The truth is that those measurements can and should only be useful tools for gaining awareness.

For instance, Let’s say that your goal is 10 000 steps per day. You can see the data for the whole week and identify when you walked less and why. It can be a motivator for you to get you up and going. It can make your progress visible and that can be helpful for some people. Maybe your goal is 10 000 steps, but you can do only 2000 for now. Being able to see the numbers can help you to gradually increase the activity.

Seeing how many calories you burn per day can be also useful, for gradually increasing your activity. If the app says you burned 1000 calories today, maybe your goal for tomorrow is to burn 100 more.

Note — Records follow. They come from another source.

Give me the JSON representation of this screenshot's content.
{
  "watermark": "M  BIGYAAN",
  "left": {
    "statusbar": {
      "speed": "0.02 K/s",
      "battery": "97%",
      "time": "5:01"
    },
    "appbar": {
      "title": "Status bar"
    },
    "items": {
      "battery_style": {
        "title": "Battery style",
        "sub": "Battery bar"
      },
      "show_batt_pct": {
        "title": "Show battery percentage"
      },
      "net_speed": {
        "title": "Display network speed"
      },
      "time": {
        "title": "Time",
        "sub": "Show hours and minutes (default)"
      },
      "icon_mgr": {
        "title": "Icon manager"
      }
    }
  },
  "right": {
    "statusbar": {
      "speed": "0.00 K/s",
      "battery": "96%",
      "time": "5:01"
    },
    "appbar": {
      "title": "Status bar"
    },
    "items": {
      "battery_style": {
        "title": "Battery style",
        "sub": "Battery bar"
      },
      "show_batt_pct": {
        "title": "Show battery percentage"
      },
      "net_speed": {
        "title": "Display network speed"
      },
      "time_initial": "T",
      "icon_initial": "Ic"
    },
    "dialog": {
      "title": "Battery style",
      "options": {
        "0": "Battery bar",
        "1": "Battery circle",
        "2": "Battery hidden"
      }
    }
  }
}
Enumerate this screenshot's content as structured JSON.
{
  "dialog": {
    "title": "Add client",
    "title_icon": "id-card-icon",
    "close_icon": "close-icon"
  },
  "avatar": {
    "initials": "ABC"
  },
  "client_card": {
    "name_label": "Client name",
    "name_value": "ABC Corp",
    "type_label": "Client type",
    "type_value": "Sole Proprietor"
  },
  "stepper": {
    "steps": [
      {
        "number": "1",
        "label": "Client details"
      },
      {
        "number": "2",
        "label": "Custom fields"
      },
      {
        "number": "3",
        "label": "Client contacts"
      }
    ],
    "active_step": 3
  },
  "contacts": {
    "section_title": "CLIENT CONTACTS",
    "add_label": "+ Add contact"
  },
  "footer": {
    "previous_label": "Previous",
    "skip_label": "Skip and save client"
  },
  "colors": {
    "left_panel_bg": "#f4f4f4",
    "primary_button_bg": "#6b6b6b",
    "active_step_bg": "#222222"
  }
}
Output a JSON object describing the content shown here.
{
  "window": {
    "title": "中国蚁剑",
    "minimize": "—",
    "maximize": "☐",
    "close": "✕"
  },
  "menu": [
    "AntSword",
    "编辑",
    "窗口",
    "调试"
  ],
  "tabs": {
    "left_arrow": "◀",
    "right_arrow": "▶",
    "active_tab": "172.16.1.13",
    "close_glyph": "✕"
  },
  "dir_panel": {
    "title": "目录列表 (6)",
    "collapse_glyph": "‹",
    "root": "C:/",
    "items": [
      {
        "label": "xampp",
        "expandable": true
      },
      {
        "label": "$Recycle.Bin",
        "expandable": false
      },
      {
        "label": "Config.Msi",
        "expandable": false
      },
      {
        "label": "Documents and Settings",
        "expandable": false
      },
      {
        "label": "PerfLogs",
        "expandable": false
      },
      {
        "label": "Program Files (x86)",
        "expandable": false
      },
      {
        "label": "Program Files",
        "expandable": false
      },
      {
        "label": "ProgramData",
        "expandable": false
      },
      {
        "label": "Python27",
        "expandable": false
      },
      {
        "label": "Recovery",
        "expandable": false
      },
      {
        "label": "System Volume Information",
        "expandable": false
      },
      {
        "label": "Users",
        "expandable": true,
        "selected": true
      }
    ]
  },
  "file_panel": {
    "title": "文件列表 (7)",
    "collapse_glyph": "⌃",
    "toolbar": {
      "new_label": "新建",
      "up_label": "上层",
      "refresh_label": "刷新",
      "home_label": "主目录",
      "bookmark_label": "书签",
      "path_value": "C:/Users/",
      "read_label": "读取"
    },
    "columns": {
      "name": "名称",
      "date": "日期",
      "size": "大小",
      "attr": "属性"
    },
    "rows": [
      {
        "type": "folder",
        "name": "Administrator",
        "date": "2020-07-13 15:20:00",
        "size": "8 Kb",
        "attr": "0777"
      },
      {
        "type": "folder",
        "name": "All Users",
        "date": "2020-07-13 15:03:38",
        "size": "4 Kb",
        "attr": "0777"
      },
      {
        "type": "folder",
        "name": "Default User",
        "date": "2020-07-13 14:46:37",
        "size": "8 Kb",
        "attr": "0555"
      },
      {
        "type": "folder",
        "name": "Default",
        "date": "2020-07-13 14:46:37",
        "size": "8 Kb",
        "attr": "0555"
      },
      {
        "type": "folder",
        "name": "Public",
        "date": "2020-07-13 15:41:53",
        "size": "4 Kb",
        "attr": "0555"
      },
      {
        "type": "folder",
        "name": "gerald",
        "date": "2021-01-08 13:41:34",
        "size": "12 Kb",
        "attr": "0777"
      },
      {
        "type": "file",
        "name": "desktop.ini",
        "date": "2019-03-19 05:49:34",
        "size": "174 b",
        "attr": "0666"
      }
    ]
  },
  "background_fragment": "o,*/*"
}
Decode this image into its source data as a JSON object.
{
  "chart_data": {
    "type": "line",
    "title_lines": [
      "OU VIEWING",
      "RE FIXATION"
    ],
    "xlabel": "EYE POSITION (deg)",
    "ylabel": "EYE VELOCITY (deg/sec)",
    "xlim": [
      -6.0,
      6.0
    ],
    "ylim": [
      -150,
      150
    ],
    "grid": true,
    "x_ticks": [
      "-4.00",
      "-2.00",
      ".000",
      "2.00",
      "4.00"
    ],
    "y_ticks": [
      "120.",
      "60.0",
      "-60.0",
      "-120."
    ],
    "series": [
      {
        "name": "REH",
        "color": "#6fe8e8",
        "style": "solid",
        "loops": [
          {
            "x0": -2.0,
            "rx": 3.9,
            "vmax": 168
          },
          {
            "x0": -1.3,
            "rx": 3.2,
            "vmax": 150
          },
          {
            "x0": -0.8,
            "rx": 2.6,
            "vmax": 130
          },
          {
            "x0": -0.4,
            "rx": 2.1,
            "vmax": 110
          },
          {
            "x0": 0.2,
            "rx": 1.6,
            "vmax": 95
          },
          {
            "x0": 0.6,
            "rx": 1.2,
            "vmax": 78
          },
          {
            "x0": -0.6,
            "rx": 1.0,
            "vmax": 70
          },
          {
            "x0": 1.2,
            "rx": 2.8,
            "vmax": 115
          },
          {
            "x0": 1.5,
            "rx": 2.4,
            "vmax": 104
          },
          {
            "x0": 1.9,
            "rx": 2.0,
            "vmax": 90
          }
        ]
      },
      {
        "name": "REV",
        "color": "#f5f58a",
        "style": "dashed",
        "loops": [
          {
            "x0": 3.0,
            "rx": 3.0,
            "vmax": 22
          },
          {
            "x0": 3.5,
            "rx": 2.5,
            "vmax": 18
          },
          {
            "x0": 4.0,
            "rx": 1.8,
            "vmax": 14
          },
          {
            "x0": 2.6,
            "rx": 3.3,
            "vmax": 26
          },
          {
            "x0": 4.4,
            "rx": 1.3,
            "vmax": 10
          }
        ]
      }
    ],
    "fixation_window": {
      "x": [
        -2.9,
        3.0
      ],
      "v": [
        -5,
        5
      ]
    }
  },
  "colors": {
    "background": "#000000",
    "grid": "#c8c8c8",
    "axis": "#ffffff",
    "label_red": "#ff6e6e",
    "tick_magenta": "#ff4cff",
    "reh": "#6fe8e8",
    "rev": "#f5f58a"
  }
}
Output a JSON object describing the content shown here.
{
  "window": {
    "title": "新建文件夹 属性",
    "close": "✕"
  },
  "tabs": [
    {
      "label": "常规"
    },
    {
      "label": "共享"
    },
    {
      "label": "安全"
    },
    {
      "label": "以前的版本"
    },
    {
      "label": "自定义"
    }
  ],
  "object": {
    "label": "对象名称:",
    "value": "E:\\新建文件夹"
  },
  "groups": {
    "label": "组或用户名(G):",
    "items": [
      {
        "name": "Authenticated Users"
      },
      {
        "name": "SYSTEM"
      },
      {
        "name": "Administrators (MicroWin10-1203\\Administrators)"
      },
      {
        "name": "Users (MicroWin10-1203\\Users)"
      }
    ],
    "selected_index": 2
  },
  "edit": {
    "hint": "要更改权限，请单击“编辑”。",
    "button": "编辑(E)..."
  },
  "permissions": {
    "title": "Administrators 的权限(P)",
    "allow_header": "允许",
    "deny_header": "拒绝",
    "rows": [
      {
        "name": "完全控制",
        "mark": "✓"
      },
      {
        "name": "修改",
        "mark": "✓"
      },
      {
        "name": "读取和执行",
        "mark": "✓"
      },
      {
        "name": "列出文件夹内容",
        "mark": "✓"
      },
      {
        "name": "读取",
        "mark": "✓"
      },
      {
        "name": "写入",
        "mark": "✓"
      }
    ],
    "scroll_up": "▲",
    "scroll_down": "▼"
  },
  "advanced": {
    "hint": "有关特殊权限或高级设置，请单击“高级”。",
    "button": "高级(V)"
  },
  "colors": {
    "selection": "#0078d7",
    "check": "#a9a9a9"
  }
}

A heart rate monitor is quite useful if you want to see how fast you can recover and thus try to improve it. If your heart has gone up to 160 beats per second after a set of 10 burpees, your goal is to bring it down to 80 for instance as fast as possible. That can help you focus more. Or teach you different breathing methods.

The goal is to use those tools to gain awareness of how our body works. Not to rely on and blindly follow them.

For example, with my girlfriend, we like to walk outside. It helps us relax, breathe fresh air, connect better, etc… We like to play a little game though. We check how many steps I currently have logged on my phone, before the walk. After the walk, we will try to guess and bet how much we have done. Whoever is close, gets something. It is a silly game, but the more we do it, the better we become. That helps us to get the awareness of how much activity we have. So even without the phone, we would know how many steps we have taken. So, the phone is just a tool that we use. Obviously, it can’t be perfectly accurate, and it does not need to be.

Speaking of which reminds me of the fact that every phone these days has a step counter, or if not, you can download one.

You don’t need to spend your money on fancy bracelets. And if you do want one, get the cheap ones. You don’t need much. Most of them have step counters and heart rate monitors. Maybe a watch could be useful too. Whatever it is, will do the same job.

How you use the activity tracker is your responsibility. You can choose to use the hammer to hurt yourself, or to build something. Be smarter than your smartwatch.